When I was about 12 I had a maths lesson on Friday afternoons at school. Towards the end of term, I remember my teacher dumping a pile of holiday brochures on his desk and setting the class the task of planning and costing up a holiday. This was pre-Internet, so brochures and travel agents were how you did it back then.
Location, flights, hotel, meals, activities, excursions, hire cars, spending money etc all had to be considered for a family of three on a fixed budget. I remember that the submitted work was never actually marked since there was no "correct" answer, and the reasoning behind it was essentially to get experience of planning and budgeting. A great application of numeracy skills for a real-world task.
These days simplified versions of that exercise are relatively common for teachers to give to pupils but as we discovered the following term, what we were actually doing was literally planning his summer holiday with his family because he couldn't be arsed. He'd crowd-sourced his research.

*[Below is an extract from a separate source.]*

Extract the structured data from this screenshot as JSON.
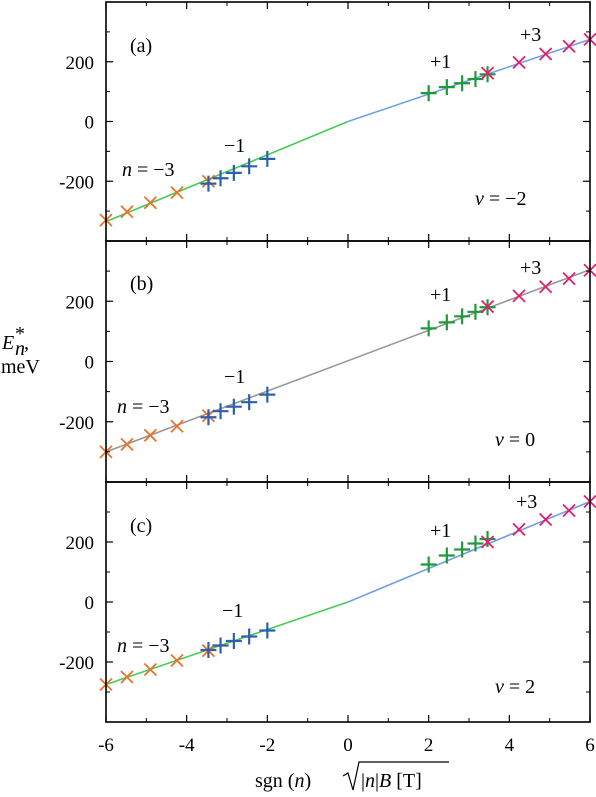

Absolute genius of the man.
Exactly the same. I've been a "developer" for decades, often using a new language for a single project, then never touching it again for years, until I've forgotten the basic syntax. I'm an expert in nothing.
Stack Overflow, random Indian YouTubers, Google and now AI have been essential throughout my career.
You only need to know enough. Know what you want to achieve and the rough steps for how to get there, and somebody or something can fill in the blanks.